Chicago Cop Charged With Murder Of Unarmed Man Will Await Trail From Home
By Stephen Gossett in News on Jan 19, 2017 9:05PM
Lowell Houser, CPD handout
The Chicago cop charged with first-degree murder in the off-duty shooting death of an unarmed man has been released and placed on electronic monitoring while he awaits trial.
Prosecutors in bond court on Thursday argued for Lowell Houser, 57, to be held without bail, but Cook County Judge Donald Panarese Jr. ruled Howell released on his own recognizance in advance of his criminal court date.
Houser, a 28-year veteran of the Chicago police department, was charged Wednesday with the murder of Jose Nieves. Nieves, 38, was shot and killed on Jan. 2, at around 9:30 a.m. after an altercation escalated, police said. Houser was identified as the shooter on Wednesday, when murder charges were filed by the office of Cook County State's Attorney Kim Foxx.
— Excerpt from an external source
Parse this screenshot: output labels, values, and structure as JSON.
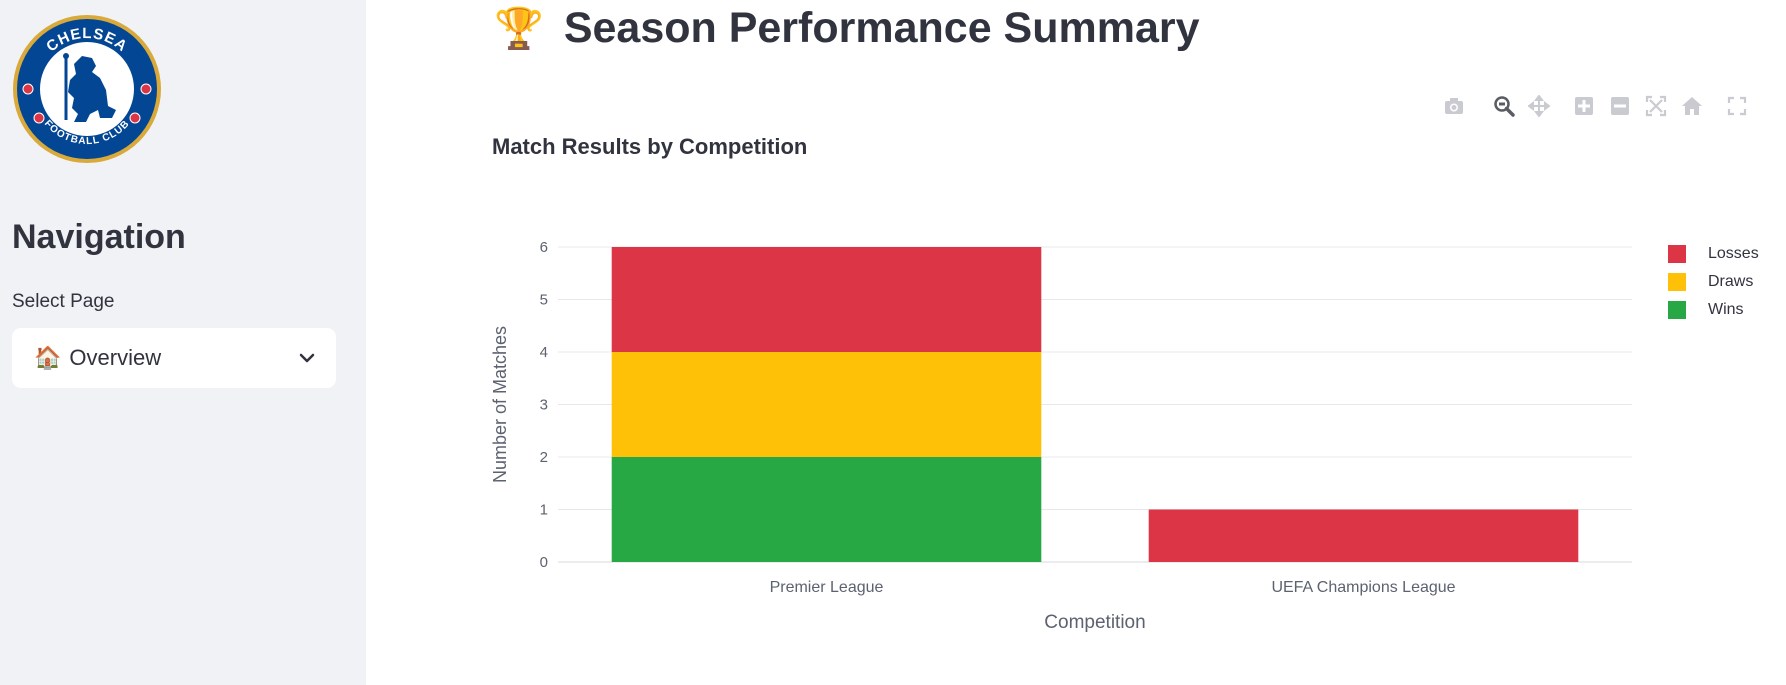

Prosecutors said on Thursday that Houser had pulled a gun and threatened Nieves during a run-in just weeks before the shooting. That argument seems to dovetail with family statements to the media after the shooting. “911 calls had been made before about that gentlemen pulling out his gun at my brother," Nieves’ sister told WGN.
Nieves and a friend were moving in boxes on the morning of the shooting. According to the Sun-Times, Assistant State’s Attorney Lynn McCarthy said in court that Houser asked Nieves’ friend, “Why are you helping him? Are you his mother? You know he treats women badly?” (Houser had a “female companion” who lived in the same building as Nieves, prosecutors reportedly said.) Nieves at some point later told Houser to address him directly.
A neighbor later heard a loud altercation and saw Nieves and Houser arguing. A short time later, he heard three loud bangs, McCarthy said, according to reports.
Houser called 911 and told the dispatcher, “A gentleman tried to attack me. I had to shoot him,” McCarthy reportedly said.
Houser's murder charge and bond court appearance follow closely on the release of the Department of Justice's scathing findings in their investigation of the Chicago Police Department.
The murder charge comes in the wake of the Department of Justice’s scathing findings in a 13-month investigation of the Chicago Police Department.